Lachezar Toshev, deputy chairman of Bulgaria’s delegation to the Parliamentary Assembly of the Council of Europe, PACE, said he had started the nomination process to gain greater worldwide recognition for the Church’s role in helping to save Jews from deportation to Nazi concentration camps.
“The act of salvation of the Bulgarian Jews from the Holocaust is not very well-known internationally, although there are enough documents to prove it,” said Toshev, who is also an honorary associate member of PACE and one of the people entitled to make nominations for the prize.
During the war, tens of thousands of Bulgarian Jews managed to evade deportation, and Toshev said that the nomination would “at least shed light on the issue in the course of the discussions” about the prize’s eventual winner.
Although Bulgaria came under Nazi Germany’s political control, the Church publicly opposed the deportation of Jews and laws discriminating against them.
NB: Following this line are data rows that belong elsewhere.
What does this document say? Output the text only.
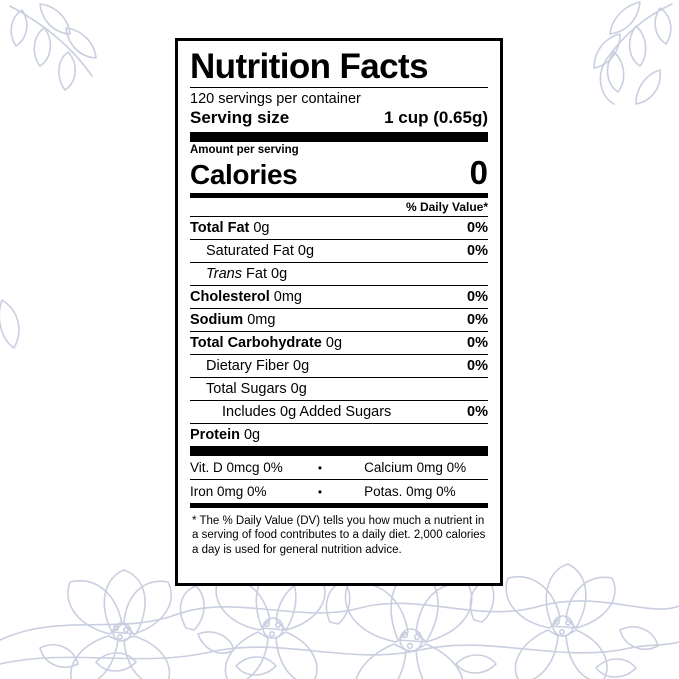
Nutrition Facts
120 servings per container
Serving size	1 cup (0.65g)
Amount per serving
Calories	0
% Daily Value*
Total Fat 0g	0%
Saturated Fat 0g	0%
Trans Fat 0g
Cholesterol 0mg	0%
Sodium 0mg	0%
Total Carbohydrate 0g	0%
Dietary Fiber 0g	0%
Total Sugars 0g
Includes 0g Added Sugars	0%
Protein 0g
Vit. D 0mcg 0%	•	Calcium 0mg 0%
Iron 0mg 0%	•	Potas. 0mg 0%
* The % Daily Value (DV) tells you how much a nutrient in a serving of food contributes to a daily diet. 2,000 calories a day is used for general nutrition advice.
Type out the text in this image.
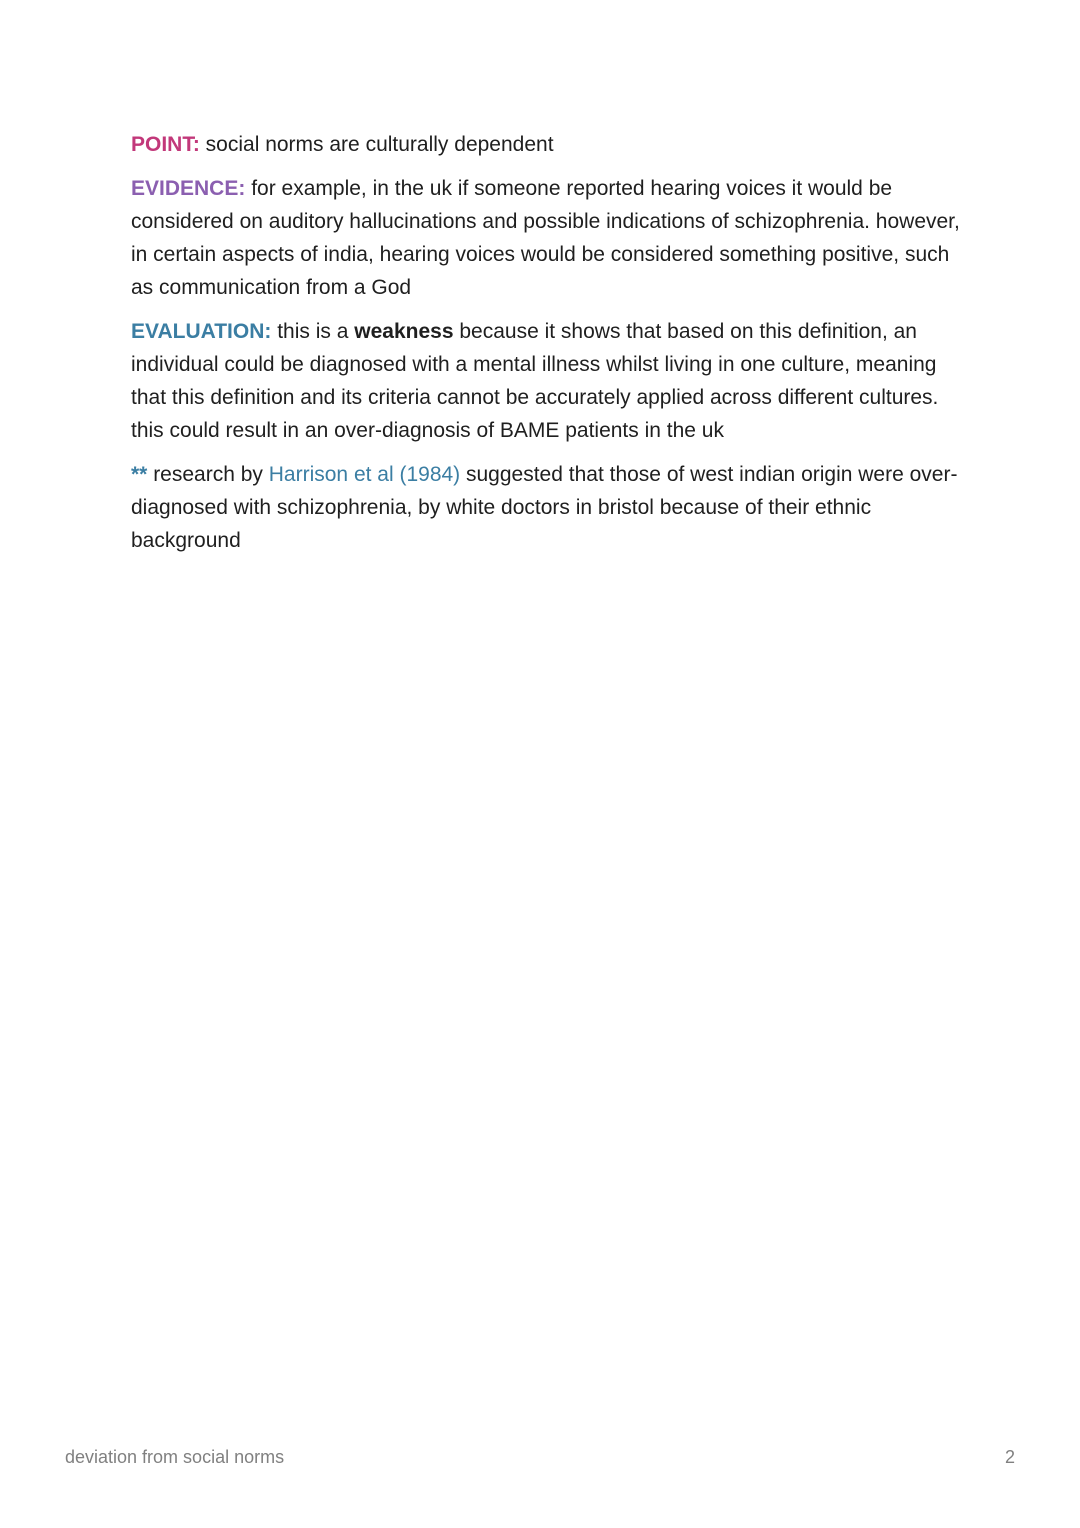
POINT: social norms are culturally dependent

EVIDENCE: for example, in the uk if someone reported hearing voices it would be considered on auditory hallucinations and possible indications of schizophrenia. however, in certain aspects of india, hearing voices would be considered something positive, such as communication from a God

EVALUATION: this is a weakness because it shows that based on this definition, an individual could be diagnosed with a mental illness whilst living in one culture, meaning that this definition and its criteria cannot be accurately applied across different cultures. this could result in an over-diagnosis of BAME patients in the uk

** research by Harrison et al (1984) suggested that those of west indian origin were over-diagnosed with schizophrenia, by white doctors in bristol because of their ethnic background

deviation from social norms	2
“This decision by the Bulgarian Orthodox Church is a world precedent and is also praiseworthy, because the Church risked its own future in the name of the salvation of a minority of a different religion,” Toshev said.
More than 250 nominations have already been made for this year’s Nobel Peace Prize, with candidates including the US serviceman who passed classified documents to WikiLeaks, Bradley Manning, and a young Pakistani campaigner for girls’ education who was shot by the Taliban, Malala Yousufzai.
Last year’s prize was won by the European Union for its role in ensuring peace since World War II.
The only previous known Bulgarian nomination for the peace prize was the former Prime Minister Andrey Lyapchev in 1910, but the country was nominated seven times for the literature Nobel in the first half of the 20th century.